Clément Costa | 21 octobre 2023
Clément Costa | 21 octobre 2023

Quelque part entre le survival et le récit de contagion, Kaala Paani : Les eaux sombres nous confine sur une île paradisiaque pour une aventure cauchemardesque. Virus mortel, manipulations et mensonges sont au cœur de la nouvelle série Netflix, aux faux airs de Lost (mais version pandémie). Et le résultat, en 7 épisodes, est plutôt amusant.

LA MORT À LA PLAGE

Alors que les différentes industries cinématographiques indiennes se font plus que jamais une place de choix dans notre paysage culturel, la promesse d’une série de contagion vue par Bollywood avait de quoi exciter notre curiosité. Le concept de Kaala Paani : Les eaux sombres est on ne peut plus simple : une maladie mystérieuse et mortelle apparaît au beau milieu des îles paradisiaques Andaman-et-Nicobar. Forcés au confinement, locaux et touristes vont tenter de survivre tant bien que mal.

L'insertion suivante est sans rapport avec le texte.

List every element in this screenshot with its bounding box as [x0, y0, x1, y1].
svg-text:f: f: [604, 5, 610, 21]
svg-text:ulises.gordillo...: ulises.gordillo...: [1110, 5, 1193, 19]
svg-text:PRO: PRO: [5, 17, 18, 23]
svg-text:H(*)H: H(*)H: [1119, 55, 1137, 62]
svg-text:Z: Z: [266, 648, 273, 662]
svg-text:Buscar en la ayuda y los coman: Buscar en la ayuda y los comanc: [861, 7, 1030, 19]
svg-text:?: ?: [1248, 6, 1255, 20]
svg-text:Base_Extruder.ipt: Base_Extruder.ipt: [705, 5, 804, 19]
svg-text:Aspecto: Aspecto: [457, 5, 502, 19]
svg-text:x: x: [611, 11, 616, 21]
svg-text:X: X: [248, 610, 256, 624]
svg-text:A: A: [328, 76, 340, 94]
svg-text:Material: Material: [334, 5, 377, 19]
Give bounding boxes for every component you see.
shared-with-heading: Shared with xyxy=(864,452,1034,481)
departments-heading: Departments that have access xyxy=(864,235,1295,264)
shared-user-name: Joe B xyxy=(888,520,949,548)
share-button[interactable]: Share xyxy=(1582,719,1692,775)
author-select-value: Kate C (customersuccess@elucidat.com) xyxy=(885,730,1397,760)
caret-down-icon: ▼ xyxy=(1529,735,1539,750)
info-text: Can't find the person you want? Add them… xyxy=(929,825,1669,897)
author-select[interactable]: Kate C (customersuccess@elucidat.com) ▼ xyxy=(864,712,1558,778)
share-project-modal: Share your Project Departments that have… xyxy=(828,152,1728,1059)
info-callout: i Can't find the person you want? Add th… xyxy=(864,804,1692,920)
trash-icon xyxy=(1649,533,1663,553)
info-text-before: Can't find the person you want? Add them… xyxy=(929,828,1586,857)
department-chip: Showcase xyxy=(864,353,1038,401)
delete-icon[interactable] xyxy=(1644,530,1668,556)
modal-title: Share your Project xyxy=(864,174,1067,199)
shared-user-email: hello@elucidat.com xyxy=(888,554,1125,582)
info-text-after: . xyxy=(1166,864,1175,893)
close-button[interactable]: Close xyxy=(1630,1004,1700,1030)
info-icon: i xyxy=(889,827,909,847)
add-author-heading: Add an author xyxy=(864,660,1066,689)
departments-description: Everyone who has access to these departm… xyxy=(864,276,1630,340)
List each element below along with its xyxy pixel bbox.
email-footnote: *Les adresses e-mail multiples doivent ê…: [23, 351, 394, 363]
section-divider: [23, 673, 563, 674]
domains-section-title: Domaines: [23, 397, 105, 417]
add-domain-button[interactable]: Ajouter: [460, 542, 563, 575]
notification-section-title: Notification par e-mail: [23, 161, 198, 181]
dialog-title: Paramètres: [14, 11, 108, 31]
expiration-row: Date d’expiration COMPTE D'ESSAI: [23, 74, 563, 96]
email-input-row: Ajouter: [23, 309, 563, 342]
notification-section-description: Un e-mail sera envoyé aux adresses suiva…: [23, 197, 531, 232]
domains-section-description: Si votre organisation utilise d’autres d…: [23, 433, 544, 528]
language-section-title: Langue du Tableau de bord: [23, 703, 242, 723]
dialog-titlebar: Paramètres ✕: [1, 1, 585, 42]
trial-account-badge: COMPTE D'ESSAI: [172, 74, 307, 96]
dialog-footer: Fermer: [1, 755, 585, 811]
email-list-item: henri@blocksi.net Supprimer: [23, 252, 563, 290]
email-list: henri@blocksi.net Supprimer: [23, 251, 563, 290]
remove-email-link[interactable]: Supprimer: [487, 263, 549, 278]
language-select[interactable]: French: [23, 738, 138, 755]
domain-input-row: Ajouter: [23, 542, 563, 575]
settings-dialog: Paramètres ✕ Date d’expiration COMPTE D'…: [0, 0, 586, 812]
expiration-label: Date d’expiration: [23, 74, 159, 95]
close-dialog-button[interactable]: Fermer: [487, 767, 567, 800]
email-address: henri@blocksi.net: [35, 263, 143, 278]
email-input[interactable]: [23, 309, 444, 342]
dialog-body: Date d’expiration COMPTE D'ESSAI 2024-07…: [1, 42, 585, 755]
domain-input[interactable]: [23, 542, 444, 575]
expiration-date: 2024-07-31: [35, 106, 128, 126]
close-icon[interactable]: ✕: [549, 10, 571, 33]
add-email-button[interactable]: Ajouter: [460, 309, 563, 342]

Premier constat simple : la série réussit haut la main son pari technique. Les deux réalisateurs Sameer Saxena et Amit Golani parviennent parfaitement à installer un univers visuel marquant. L’atmosphère est pesante, on perçoit la chaleur moite, on ressent la soif s’installer viscéralement. Grâce à une direction artistique chirurgicale, Kaala Paani : Les eaux sombres filme les plages et les jungles indiennes avec une beauté anxiogène.

 

Kaala Paani : Les eaux sombres : photoDes plantes plus flippantes que dans Phénomènes

 

La série peut également compter sur la brillante chanteuse et compositrice Rachita Arora. Grande habituée du cinéma d’Anurag Kashyap, elle signe cette fois-ci une partition envoûtante et mystique. La bande-originale est un habile mélange de symphonie classique et de sonorités tribales plus surprenantes. Dès le générique d’ouverture, l’ambition musicale est annoncée et c’est une réussite de bout en bout.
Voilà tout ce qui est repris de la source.